In the three levels of this space in the heart of Old Havana, graphic works, installations, furniture, clothing, sculptures and photography will coexist until January in a risky bet that starts off with a tribute to the “exceptional roots” of graphic design, fruit of the posters of the Cuban Institute of Cinema Arts and Industry (ICAIC).
“All those who came later in graphic design owe much to Antonio Fernández Reboiro, René Azcui, Ñico, Julio Eloy Mesa,” said the expert.
The work of artists like Michele Miyares, who reinterprets the magazine The New Yorker in “The Havaner,” or that of Erik Silva, who in a game of typography, words and geometry recreates the deities (Orishas) of Afro-Cuban Santeria, now take from those impressive posters of Cuban films from the 1960s and 1970s.
Sandra Pérez and Ernesto García go even further with their first collaboration which has taken to the wall, instead of a poster, a sculpture of sinuous and organic forms made by molding plywood and that, according to Fontenla, “makes us think that the mural has not died but can be revitalized, made interior.”
“We found it interesting to create a kind of sculptural tapestry, as an element that is designed to make veneers and that is flat, that suddenly becomes something that has another dimension,” said the artists, who in “Sapeli” wanted to “explore the boundary between the material’s fragility and strength.”
Another of the objectives of the exhibition is precisely based on the exploration of the limits, because according to its curator, “in these meeting territories, in these disciplinary borders there is an enormously creative moment of the current plastic arts.”
Another example of the connections established between the languages is contributed by Arnulfo Espinosa, who instead of a poster has directly intervened a gallery wall with the project “Imogination” (a pun on the Imo application that Cubans use to talk to their relatives abroad).
Stickers with blank labels or “hashtags” invite visitors to build a Twitter “wall” in an ephemeral project that, like the “memes,” makes it possible “to chronicle” the Cuba in which the artist lives, as he commented to EFE.
Espinosa has wanted to give the public “that freedom of expression that people use on the network, to which not everyone has access”―Cuba did not have internet on cell phones until less than a year ago.
The wall was immediately filled with slogans such as “reforms,” “love,” “we are all Cuba” or “conjuncturalynation,” an ironic reference to the energy crisis that the country is going through and that the government says is temporary.
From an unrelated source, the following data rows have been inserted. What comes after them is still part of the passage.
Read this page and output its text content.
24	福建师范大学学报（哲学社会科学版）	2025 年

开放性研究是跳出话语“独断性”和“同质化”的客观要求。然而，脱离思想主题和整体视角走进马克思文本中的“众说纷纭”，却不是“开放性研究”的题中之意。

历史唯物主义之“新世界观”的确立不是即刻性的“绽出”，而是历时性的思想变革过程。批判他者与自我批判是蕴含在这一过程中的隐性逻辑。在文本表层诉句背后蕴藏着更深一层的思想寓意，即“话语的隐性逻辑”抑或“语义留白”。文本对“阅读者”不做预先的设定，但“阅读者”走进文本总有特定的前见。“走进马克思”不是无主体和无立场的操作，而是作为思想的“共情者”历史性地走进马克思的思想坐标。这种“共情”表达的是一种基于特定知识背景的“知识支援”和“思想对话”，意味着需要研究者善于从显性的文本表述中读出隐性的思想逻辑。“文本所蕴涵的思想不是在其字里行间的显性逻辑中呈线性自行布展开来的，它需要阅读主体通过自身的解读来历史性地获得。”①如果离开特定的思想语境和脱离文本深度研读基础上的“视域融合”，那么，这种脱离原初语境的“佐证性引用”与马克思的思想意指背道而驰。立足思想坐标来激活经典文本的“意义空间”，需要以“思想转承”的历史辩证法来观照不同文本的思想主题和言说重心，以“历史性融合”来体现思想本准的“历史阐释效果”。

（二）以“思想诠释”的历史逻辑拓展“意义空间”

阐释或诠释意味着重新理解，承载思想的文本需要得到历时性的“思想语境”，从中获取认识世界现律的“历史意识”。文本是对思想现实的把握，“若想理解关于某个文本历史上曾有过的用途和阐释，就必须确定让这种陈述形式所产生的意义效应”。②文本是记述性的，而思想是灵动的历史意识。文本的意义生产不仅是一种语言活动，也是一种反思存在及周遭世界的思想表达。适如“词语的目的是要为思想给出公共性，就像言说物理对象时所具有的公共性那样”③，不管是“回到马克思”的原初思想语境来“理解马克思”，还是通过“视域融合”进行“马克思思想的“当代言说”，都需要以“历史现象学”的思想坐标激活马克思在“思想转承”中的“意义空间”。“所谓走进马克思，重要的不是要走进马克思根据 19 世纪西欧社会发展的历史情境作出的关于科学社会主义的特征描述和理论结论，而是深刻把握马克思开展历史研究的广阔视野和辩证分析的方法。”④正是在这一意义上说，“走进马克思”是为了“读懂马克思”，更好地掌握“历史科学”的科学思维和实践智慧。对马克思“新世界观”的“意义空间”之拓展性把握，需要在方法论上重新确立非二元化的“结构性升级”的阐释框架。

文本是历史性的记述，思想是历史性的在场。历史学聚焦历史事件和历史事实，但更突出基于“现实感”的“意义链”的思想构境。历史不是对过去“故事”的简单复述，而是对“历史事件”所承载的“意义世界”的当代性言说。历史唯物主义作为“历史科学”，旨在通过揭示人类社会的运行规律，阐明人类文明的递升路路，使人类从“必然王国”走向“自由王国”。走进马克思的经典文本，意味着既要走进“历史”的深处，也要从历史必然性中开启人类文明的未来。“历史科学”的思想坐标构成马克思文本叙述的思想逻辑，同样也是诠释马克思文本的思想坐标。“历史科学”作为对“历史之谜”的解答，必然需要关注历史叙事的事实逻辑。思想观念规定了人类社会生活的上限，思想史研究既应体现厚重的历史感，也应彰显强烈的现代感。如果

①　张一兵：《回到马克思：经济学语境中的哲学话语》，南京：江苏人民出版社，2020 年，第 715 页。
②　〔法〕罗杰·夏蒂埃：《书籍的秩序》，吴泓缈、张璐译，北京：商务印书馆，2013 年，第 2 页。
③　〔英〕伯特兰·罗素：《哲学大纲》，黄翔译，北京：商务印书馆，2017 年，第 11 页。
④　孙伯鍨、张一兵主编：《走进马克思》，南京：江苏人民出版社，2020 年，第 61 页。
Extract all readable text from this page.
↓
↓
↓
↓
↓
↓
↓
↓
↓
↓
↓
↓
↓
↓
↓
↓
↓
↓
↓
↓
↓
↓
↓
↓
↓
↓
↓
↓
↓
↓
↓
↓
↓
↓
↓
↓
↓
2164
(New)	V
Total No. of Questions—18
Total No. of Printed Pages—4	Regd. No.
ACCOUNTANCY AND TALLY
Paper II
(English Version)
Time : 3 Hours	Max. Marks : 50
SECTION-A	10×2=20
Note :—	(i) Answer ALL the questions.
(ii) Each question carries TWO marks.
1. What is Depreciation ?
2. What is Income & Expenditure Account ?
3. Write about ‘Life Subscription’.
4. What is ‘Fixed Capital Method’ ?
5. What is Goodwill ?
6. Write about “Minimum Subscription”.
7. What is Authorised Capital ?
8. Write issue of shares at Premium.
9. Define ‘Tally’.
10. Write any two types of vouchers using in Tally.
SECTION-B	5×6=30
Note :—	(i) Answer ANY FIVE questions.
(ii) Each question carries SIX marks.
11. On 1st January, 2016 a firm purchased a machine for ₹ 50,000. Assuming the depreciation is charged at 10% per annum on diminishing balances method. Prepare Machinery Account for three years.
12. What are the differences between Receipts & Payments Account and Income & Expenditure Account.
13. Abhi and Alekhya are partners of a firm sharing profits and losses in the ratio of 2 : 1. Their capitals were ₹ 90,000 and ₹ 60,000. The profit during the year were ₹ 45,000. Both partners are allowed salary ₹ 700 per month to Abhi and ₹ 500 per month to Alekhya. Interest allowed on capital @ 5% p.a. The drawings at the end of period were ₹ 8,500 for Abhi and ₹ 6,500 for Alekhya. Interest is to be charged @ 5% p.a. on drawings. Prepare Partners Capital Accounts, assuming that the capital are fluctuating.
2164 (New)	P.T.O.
In this context of tightening of belts, this exhibition also sought to “give a little optimism in the sector,” says Concha Fontenla, who opts to have a positive outlook or, think, in good Cuban, that “what happens is for the best.”
Another Cuban premise, that of making the most of things, is illustrated by the wardrobes designed by Sandra de Huelbes, with one of the most striking proposals of the exhibition: suits made with the rubber from bicycle wheels, cables connected by flanges or plastic mesh.
Nor does the burning issue of migration escape from the scrutiny of Cuban art, addressed by Yaimel López based on his own experience in a series of delicate women’s portraits in which different skin colors are outlined on the same red background.
And so, with invisible threads, “all open, all mixed and all free,” the concepts of several very different generations of artists and designers of the island are connected in a project that in itself “is an installation,” adds the curator.